Over de opstand in Haïti zijn drie toneelstukken verschenen. Twee werden uit het Frans vertaald en een Nederlandstalige geschreven door Jan de Quack (1769-1852) met de titel De Verlossing der Slaaven door de Franschen. Het werd verboden. Nadat de Fransen begin 1795 Nederland waren binnengetrokken, werd het veel succes gespeeld na afloop van de voorstelling was er een 'Negerballet.'

De Blanke en de Zwarte van Pigault LeBrun (1753--1835) werd vertaald door Johannes Kisselius. Kisselius was als suikerraffinadeur werkzaam in Dordrecht. Suikerriet was een van de producten die dankzij slavenarbeid werd verkregen. Het toneelstuk gaat over een meningsverschil tussen vader (eigenaar van een plantage, die gericht is op het optimaliseren van winsten), en zijn zoon, die bevriend is met Selim en die een opstand voorbereid.

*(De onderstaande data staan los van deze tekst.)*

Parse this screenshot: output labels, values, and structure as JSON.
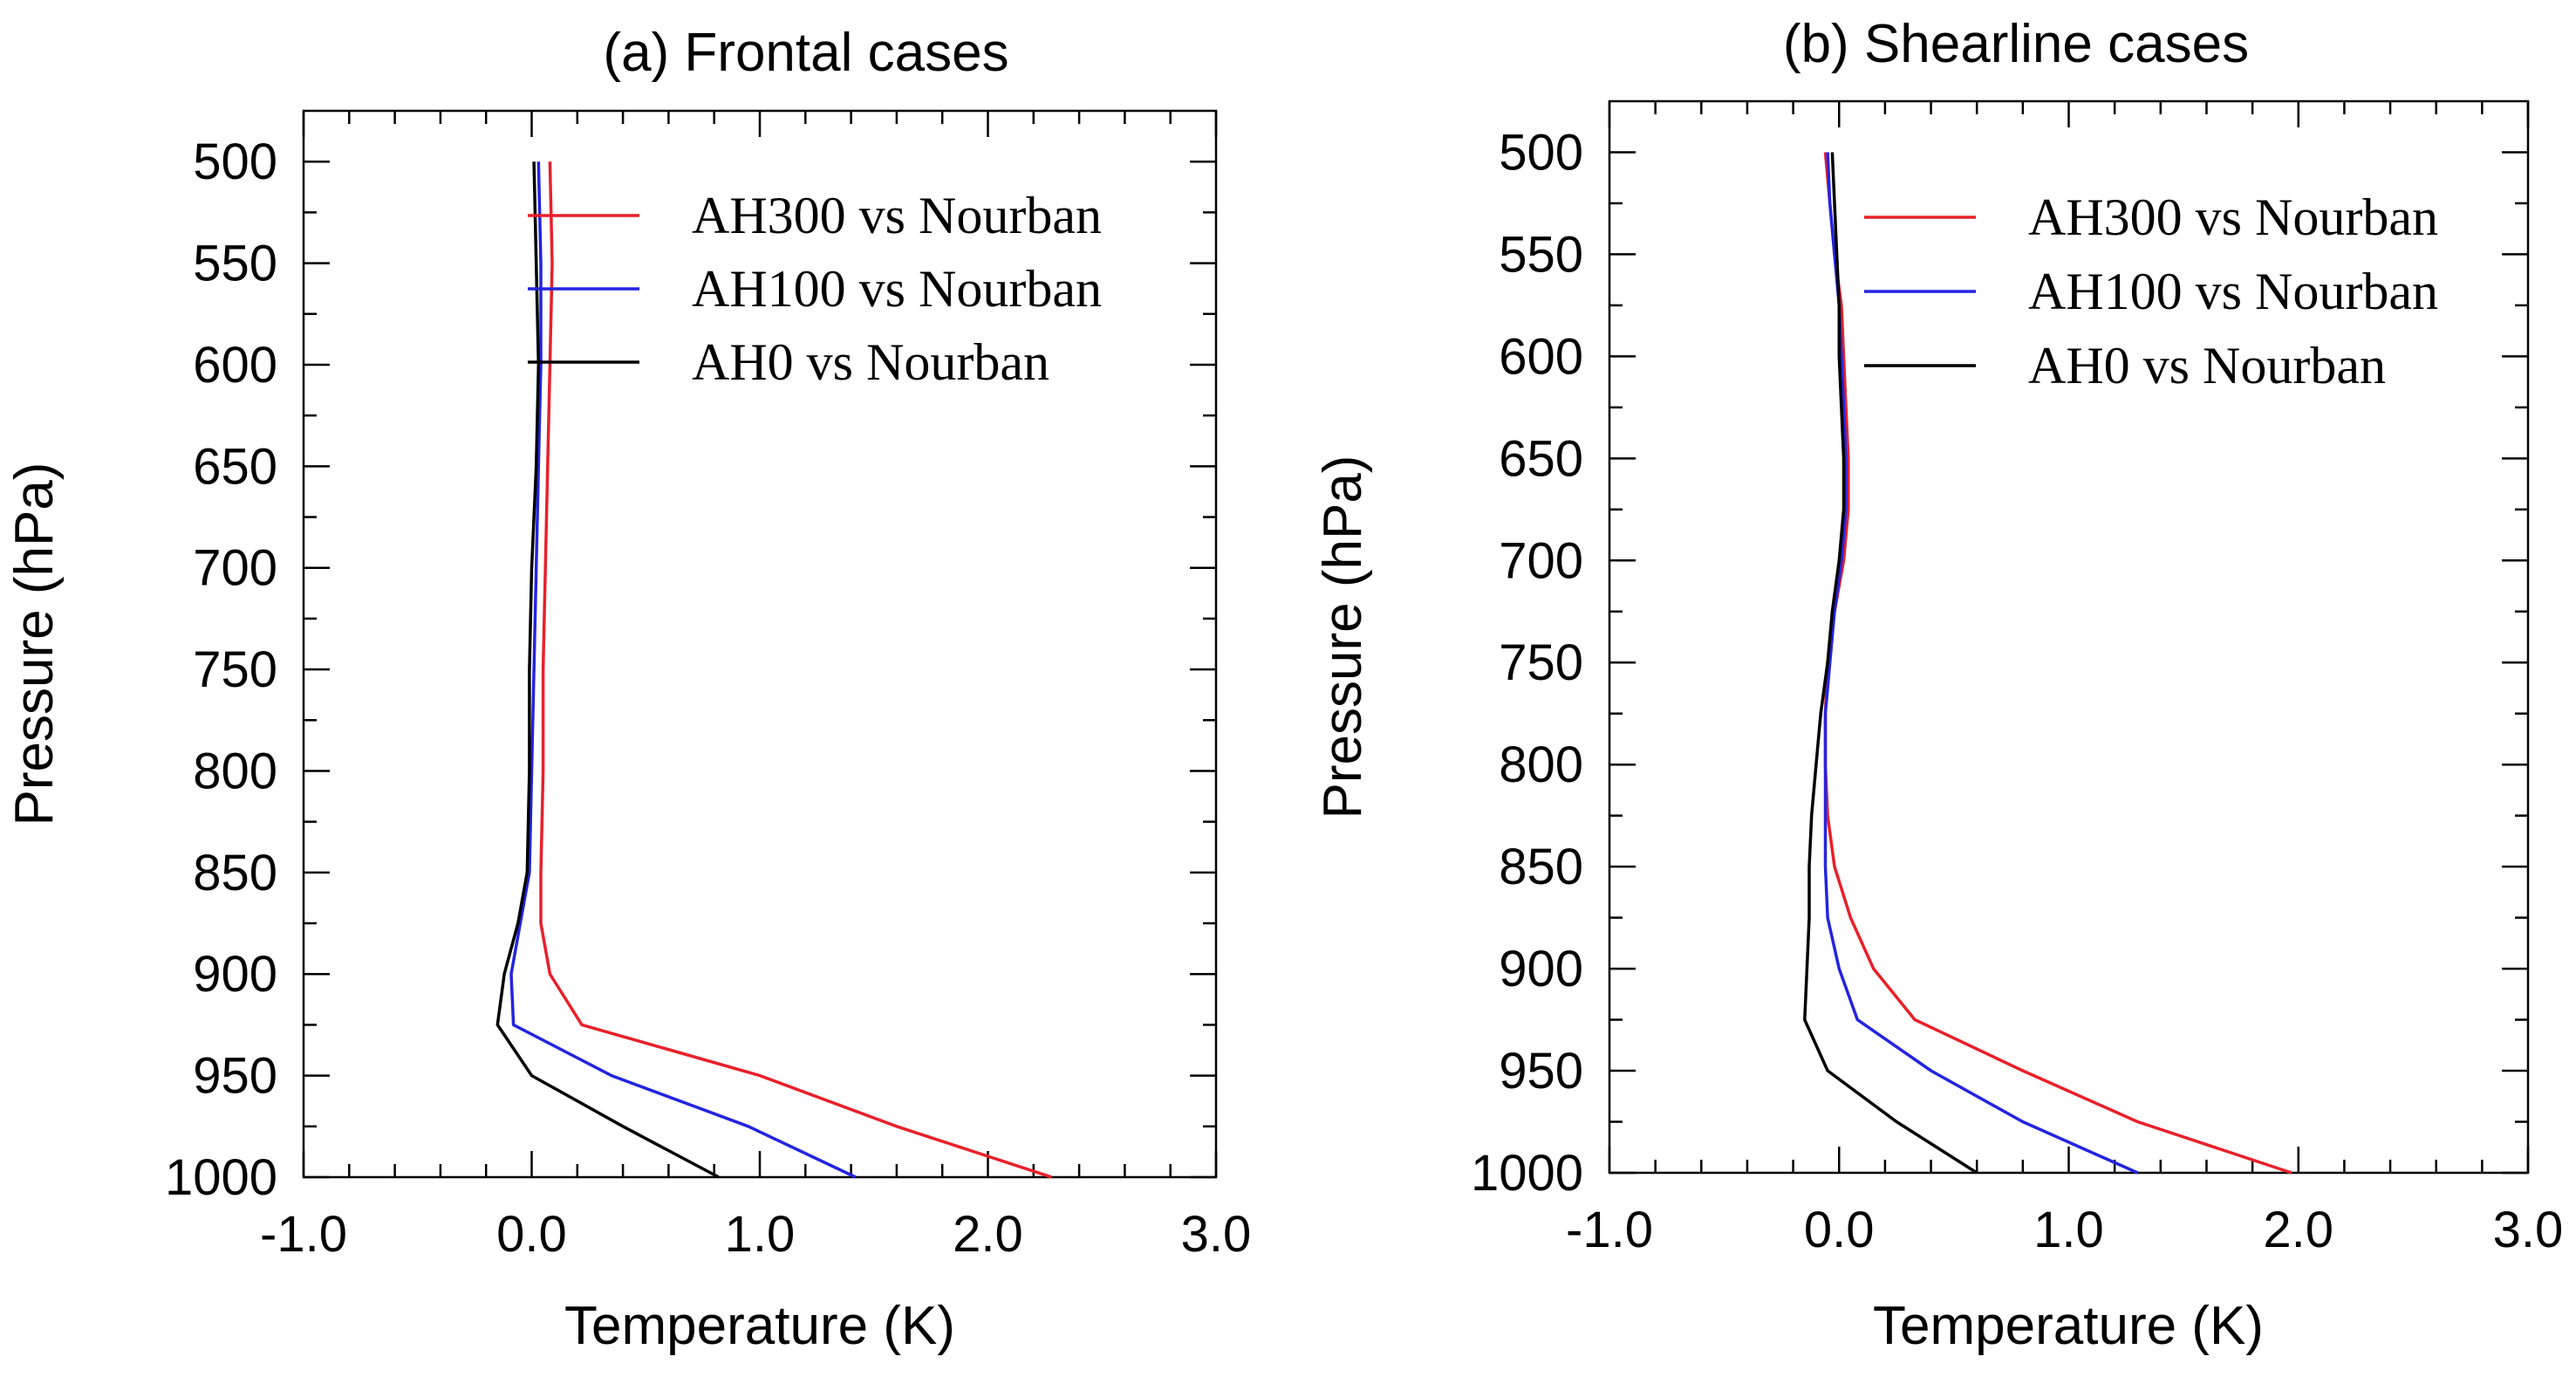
{
  "chart_data": [
    {
      "type": "line",
      "title": "(a) Frontal cases",
      "xlabel": "Temperature (K)",
      "ylabel": "Pressure (hPa)",
      "xlim": [
        -1.0,
        3.0
      ],
      "ylim": [
        1000,
        475
      ],
      "y_inverted": true,
      "xticks": [
        "-1.0",
        "0.0",
        "1.0",
        "2.0",
        "3.0"
      ],
      "yticks": [
        "500",
        "550",
        "600",
        "650",
        "700",
        "750",
        "800",
        "850",
        "900",
        "950",
        "1000"
      ],
      "legend_position": "top-right",
      "series": [
        {
          "name": "AH300 vs Nourban",
          "color": "#e8202a",
          "points": [
            [
              0.08,
              500
            ],
            [
              0.09,
              550
            ],
            [
              0.08,
              600
            ],
            [
              0.07,
              650
            ],
            [
              0.06,
              700
            ],
            [
              0.05,
              750
            ],
            [
              0.05,
              800
            ],
            [
              0.04,
              850
            ],
            [
              0.04,
              875
            ],
            [
              0.08,
              900
            ],
            [
              0.22,
              925
            ],
            [
              1.0,
              950
            ],
            [
              1.6,
              975
            ],
            [
              2.28,
              1000
            ]
          ]
        },
        {
          "name": "AH100 vs Nourban",
          "color": "#2424e0",
          "points": [
            [
              0.03,
              500
            ],
            [
              0.04,
              550
            ],
            [
              0.04,
              600
            ],
            [
              0.03,
              650
            ],
            [
              0.02,
              700
            ],
            [
              0.01,
              750
            ],
            [
              0.0,
              800
            ],
            [
              -0.01,
              850
            ],
            [
              -0.05,
              875
            ],
            [
              -0.09,
              900
            ],
            [
              -0.08,
              925
            ],
            [
              0.35,
              950
            ],
            [
              0.95,
              975
            ],
            [
              1.42,
              1000
            ]
          ]
        },
        {
          "name": "AH0 vs Nourban",
          "color": "#000000",
          "points": [
            [
              0.01,
              500
            ],
            [
              0.02,
              550
            ],
            [
              0.03,
              600
            ],
            [
              0.02,
              650
            ],
            [
              0.0,
              700
            ],
            [
              -0.01,
              750
            ],
            [
              -0.01,
              800
            ],
            [
              -0.02,
              850
            ],
            [
              -0.06,
              875
            ],
            [
              -0.12,
              900
            ],
            [
              -0.15,
              925
            ],
            [
              0.0,
              950
            ],
            [
              0.4,
              975
            ],
            [
              0.82,
              1000
            ]
          ]
        }
      ]
    },
    {
      "type": "line",
      "title": "(b) Shearline cases",
      "xlabel": "Temperature (K)",
      "ylabel": "Pressure (hPa)",
      "xlim": [
        -1.0,
        3.0
      ],
      "ylim": [
        1000,
        475
      ],
      "y_inverted": true,
      "xticks": [
        "-1.0",
        "0.0",
        "1.0",
        "2.0",
        "3.0"
      ],
      "yticks": [
        "500",
        "550",
        "600",
        "650",
        "700",
        "750",
        "800",
        "850",
        "900",
        "950",
        "1000"
      ],
      "legend_position": "top-right",
      "series": [
        {
          "name": "AH300 vs Nourban",
          "color": "#e8202a",
          "points": [
            [
              -0.06,
              500
            ],
            [
              -0.04,
              525
            ],
            [
              -0.02,
              550
            ],
            [
              0.01,
              575
            ],
            [
              0.02,
              600
            ],
            [
              0.03,
              625
            ],
            [
              0.04,
              650
            ],
            [
              0.04,
              675
            ],
            [
              0.02,
              700
            ],
            [
              -0.02,
              725
            ],
            [
              -0.05,
              750
            ],
            [
              -0.06,
              775
            ],
            [
              -0.06,
              800
            ],
            [
              -0.05,
              825
            ],
            [
              -0.02,
              850
            ],
            [
              0.05,
              875
            ],
            [
              0.15,
              900
            ],
            [
              0.33,
              925
            ],
            [
              0.8,
              950
            ],
            [
              1.3,
              975
            ],
            [
              1.97,
              1000
            ]
          ]
        },
        {
          "name": "AH100 vs Nourban",
          "color": "#2424e0",
          "points": [
            [
              -0.05,
              500
            ],
            [
              -0.04,
              525
            ],
            [
              -0.02,
              550
            ],
            [
              0.0,
              575
            ],
            [
              0.01,
              600
            ],
            [
              0.02,
              625
            ],
            [
              0.03,
              650
            ],
            [
              0.03,
              675
            ],
            [
              0.01,
              700
            ],
            [
              -0.02,
              725
            ],
            [
              -0.04,
              750
            ],
            [
              -0.06,
              775
            ],
            [
              -0.06,
              800
            ],
            [
              -0.06,
              825
            ],
            [
              -0.06,
              850
            ],
            [
              -0.05,
              875
            ],
            [
              0.0,
              900
            ],
            [
              0.08,
              925
            ],
            [
              0.4,
              950
            ],
            [
              0.8,
              975
            ],
            [
              1.3,
              1000
            ]
          ]
        },
        {
          "name": "AH0 vs Nourban",
          "color": "#000000",
          "points": [
            [
              -0.03,
              500
            ],
            [
              -0.02,
              525
            ],
            [
              -0.01,
              550
            ],
            [
              0.0,
              575
            ],
            [
              0.0,
              600
            ],
            [
              0.01,
              625
            ],
            [
              0.02,
              650
            ],
            [
              0.02,
              675
            ],
            [
              0.0,
              700
            ],
            [
              -0.03,
              725
            ],
            [
              -0.05,
              750
            ],
            [
              -0.08,
              775
            ],
            [
              -0.1,
              800
            ],
            [
              -0.12,
              825
            ],
            [
              -0.13,
              850
            ],
            [
              -0.13,
              875
            ],
            [
              -0.14,
              900
            ],
            [
              -0.15,
              925
            ],
            [
              -0.05,
              950
            ],
            [
              0.25,
              975
            ],
            [
              0.6,
              1000
            ]
          ]
        }
      ]
    }
  ]
}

Er is ook een theaterbewerking van de roman Adonis ou Le Bon Negre tot een zangspel, gemaakt door Beraud de la Rochelle en Joseph Rosny. Hier komt een van de meer bekende leiders Biassou van de opstand in Haïti in voor. Hij wordt daarin voorgesteld als het kwaad. Wie zijn naam opzoekt, krijgt te lezen dat hij een sadist was. De afbeeldingen van de gruwelijkheden van de opstand werden gebruikt als propaganda tegen de opstandelingen.

In 1802 voert Napoleon in de Franse koloniën de slavernij opnieuw in.

Van de eenentwintig toneelstukken die De Jong en Goedhart vonden over slavernij en kolonialisme, hebben weinigen invloed vanuit de Engelstalige literatuur. Dat is opvallend, omdat daar juist de abolitionistische beweging is begonnen. In Engeland werd zowel in het parlement als in de literatuur de strijd gevoerd voor de opheffing van de slavenhandel. Het stuk van Carl Freiherr von Reitzenstein uit 1794 speelt zich af tegen de achtergrond van het besluit van het Engelse parlement om de slavenhandel af te schaffen.

Veel van het gedachtegoed dat toen werd ontwikkeld, kwam via vertalingen van het Engels naar het Frans of naar het Duits terecht in het theater of een van de vele tijdschriften of in een almanak.